PEAK stands for Providing an Enriching Accent on Knowledge, and it’s used to expand logical/mathematical problem-solving skills as well as a child’s ability to research and analyze topics of interest.

“I love that I get to teach many of the same students through third, fourth, and fifth grade,” said PEAK teacher Molly Shoup. “It allows me to see them grow as students and as people.”

Each grade level participates in different activities The notable study topics for each year of the program are human brain and philosopher studies for third graders, Ancient Egypt and learning about their own culture for fourth graders, and museum exhibit design and scratch coding for fifth graders.

“I loved PEAK,” said sophomore Sona Andrews. “We got to go on a bunch of school field trips that were interactive and more tailored to our specific learning styles.”

Not only is the program enjoyable, it also is beneficial for students’ learning.

“PEAK definitely helped me,” said Sona. “I loved learning new things and getting to hang out with kids who thought in the same way as I did, and it also helped me realize my potential as a student.”

Not every student in NACS gets to experience PEAK, though. Each grade level only has about 10-15 students on average who are apart of the program.

“PEAK teachers work with classroom teachers to identify students for the PEAK program,” said Mrs. Shoup. “We follow Indiana’s recommended identification process which uses test data such as the NWEA and CogAT tests.”

Although most students in PEAK seem to enjoy the experience, for others, the negative aspects of the program outway the positives.

“I felt that they made us feel alienated by taking us out of class,” said sophomore Ellie Dart.

And for those students who aren’t picked to join, it can hurt their confidence in their capabilities as students.

“It can be good for those kids who are advanced and need deeper learning,” said eighth-grader Angelina Marks, “but at the same time it can damage the confidence of those who aren’t selected to be in it.”

Even though PEAK is often viewed as class for the smartest kids, PEAK teachers do not view the program as an indicator of which students will be in accelerated classes in middle and high school.

“We view it as a place for students at the elementary level to be challenged in a way that they need at that time,” said Mrs.
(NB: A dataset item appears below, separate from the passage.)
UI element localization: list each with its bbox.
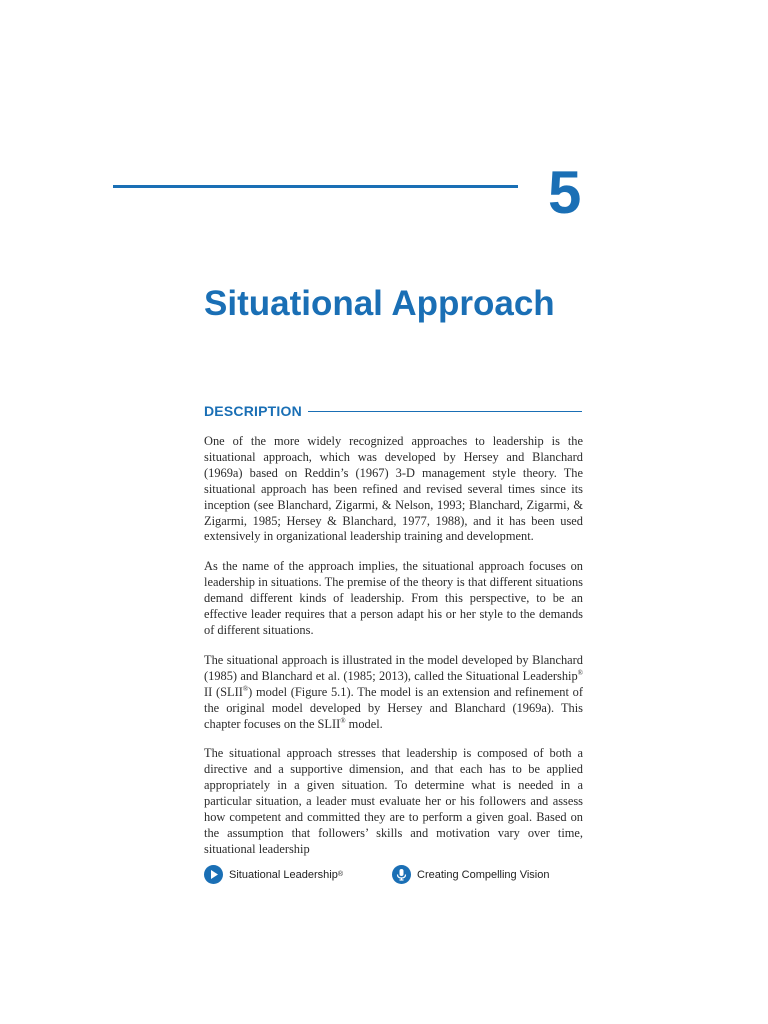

Shoup. “Abilities develop differently and at different times in students’ lives.”

Children in the PEAK program often gain confidence in their learning abilities which encourages them to choose advanced classes in middle and high school with a mindset that they will do well.

PEAK isn’t going anywhere in the near future because of the motivation it instills in students to dig deeper into what they are interested in while also providing enjoyable education.

“I looked forward to PEAK all week and I was always excited when it was time to go,” said Sona. “I would literally count down the days.”